Earlier this week (phrase I use when my days all begin to blend together), I caught a headline in the Wall Street Journal about athletes and concussions. This topic is of interest to me ever since last summer when I personally met the ER doc for a local high school. What? You didn't know high school's have an assigned ER dr? Me either. I was even a cheerleader all throughout high school which meant I often rode on our team's bus and was friends with many of the athletes. Never in all my years do I remember meeting any doctors, hearing about concussions, or long term brain damage as possible health concerns for us young kids (click here for that WSJ article). I remember attending safety clinics since we often performed cheer stunts but in looking back, rules were still pretty lax about the necessary precautions to follow. Regardless, I was dedicated to cheering through and through and even though I still found being a flier pretty scary at times, I always just locked my muscles (this makes you lighter), smiled, and did it. Thankfully, none of my fellow cheerleaders or I were ever seriously injured. I still to this day consider my years as a cheerleader to be some of the best moments of my life.

So, what happens when that daring and determined cheerleader grows up and has children? Naturally, I want to be their cheerleaders while they participate in whatever makes them happy. EXCEPT for the sports found on this list....


This fear becomes even more real when your almost 3-yr old gets a son's happened radomly here at home one day in our living room. I remember being in the kitchen and out of the corner of my eye, looked over as he slipped off a toy drum (I have no idea why, but he was standing on it with a blanket) and landed smack on the back of his head directly onto our hardwood floors. This is how I got to meet the local ER dr. It was through that event that I learned first-hand about the worry, shock, and did I mention WORRY? involved with children getting seriously hurt. Thankfully, Benjamin turned out to be just fine and we came away with this crucial piece of knowledge told to us by the ER dr, our pediatrician, and the Academy of Pediatrics (that's a lot of experience if you ask me!):

When a child throws up immediately after taking a fall to the head, that's a good sign (should still stop activity and wait at least 24 hrs. for any symptoms to subside, as well as get checked out by a dr.), BUT if a child throws up after a longer period of time after the fall: GET THEM TO THE ER. 
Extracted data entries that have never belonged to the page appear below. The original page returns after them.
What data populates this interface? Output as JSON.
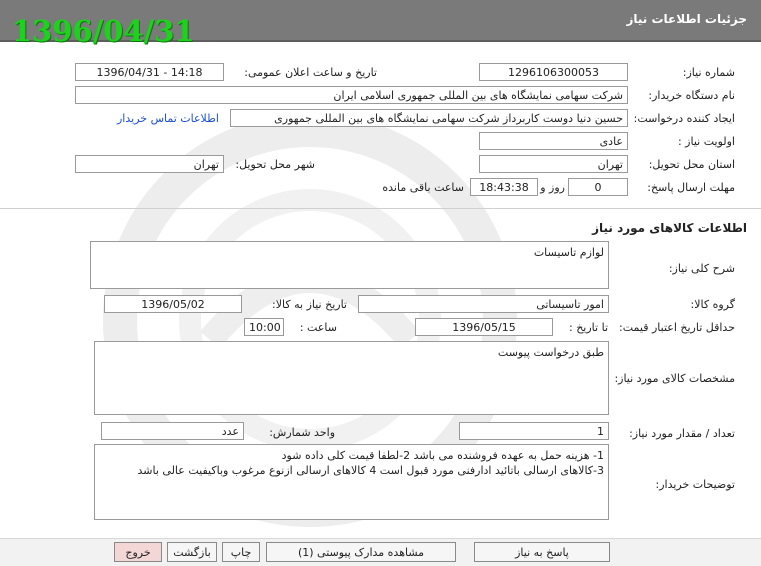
{
  "header": {
    "title": "جزئیات اطلاعات نیاز",
    "date_stamp": "1396/04/31"
  },
  "fields": {
    "need_number": {
      "label": "شماره نیاز:",
      "value": "1296106300053"
    },
    "announce": {
      "label": "تاریخ و ساعت اعلان عمومی:",
      "value": "1396/04/31 - 14:18"
    },
    "buyer_org": {
      "label": "نام دستگاه خریدار:",
      "value": "شرکت سهامی نمایشگاه های بین المللی جمهوری اسلامی ایران"
    },
    "creator": {
      "label": "ایجاد کننده درخواست:",
      "value": "حسین دنیا دوست کاربرداز شرکت سهامی نمایشگاه های بین المللی جمهوری",
      "contact_link": "اطلاعات تماس خریدار"
    },
    "priority": {
      "label": "اولویت نیاز :",
      "value": "عادی"
    },
    "province": {
      "label": "استان محل تحویل:",
      "value": "تهران"
    },
    "city": {
      "label": "شهر محل تحویل:",
      "value": "تهران"
    },
    "deadline": {
      "label": "مهلت ارسال پاسخ:",
      "days": "0",
      "days_label": "روز و",
      "time": "18:43:38",
      "remaining_label": "ساعت باقی مانده"
    }
  },
  "goods_section": {
    "title": "اطلاعات کالاهای مورد نیاز"
  },
  "goods": {
    "general_desc": {
      "label": "شرح کلی نیاز:",
      "value": "لوازم تاسیسات"
    },
    "group": {
      "label": "گروه کالا:",
      "value": "امور تاسیساتی"
    },
    "need_date": {
      "label": "تاریخ نیاز به کالا:",
      "value": "1396/05/02"
    },
    "validity": {
      "label": "حداقل تاریخ اعتبار قیمت:",
      "to_date_label": "تا تاریخ :",
      "date": "1396/05/15",
      "time_label": "ساعت :",
      "time": "10:00"
    },
    "specs": {
      "label": "مشخصات کالای مورد نیاز:",
      "value": "طبق درخواست پیوست"
    },
    "quantity": {
      "label": "تعداد / مقدار مورد نیاز:",
      "value": "1",
      "unit_label": "واحد شمارش:",
      "unit": "عدد"
    },
    "buyer_notes": {
      "label": "توضیحات خریدار:",
      "value": "1- هزینه حمل به عهده فروشنده می باشد 2-لطفا قیمت کلی داده شود\n3-کالاهای ارسالی باتائید ادارفنی مورد قبول است 4 کالاهای ارسالی ازنوع مرغوب وباکیفیت عالی باشد"
    }
  },
  "buttons": {
    "reply": "پاسخ به نیاز",
    "attachments": "مشاهده مدارک پیوستی (1)",
    "print": "چاپ",
    "back": "بازگشت",
    "exit": "خروج"
  },
  "colors": {
    "header_bg": "#7a7a7a",
    "date_stamp": "#1fd11f",
    "link": "#1a4fd6",
    "exit_button": "#f3d7d7"
  }
}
When Benjamin fell he screamed. I knew he was shocked and scared but I didn't think much of it because kids fall all the time right? There was no blood and the toy drum that he fell off from was only about 5" tall. I had him sit down on the couch, turned on a cartoon, and went for an ice pack. When I returned I didn't feel any bumps anywhere on his head (another sign of a possible concussion)....but Benjamin just wasn't acting himself. I called Bart and he was home in about 30 min. Meanwhile I had Grant to take care of so I had to just let Benjamin be a for a bit. He was still pretty insistent on me staying close by his side and seemed a bit restless.....he normally loved this cartoon so I knew something was wrong. Once Bart got home Benjamin seemed almost withdrawn which for those of you who know Benjamin, is NOT like him at all. Then when Bart tried to lift him off the couch he lunged for me and threw up, which was about 45 min after he fell.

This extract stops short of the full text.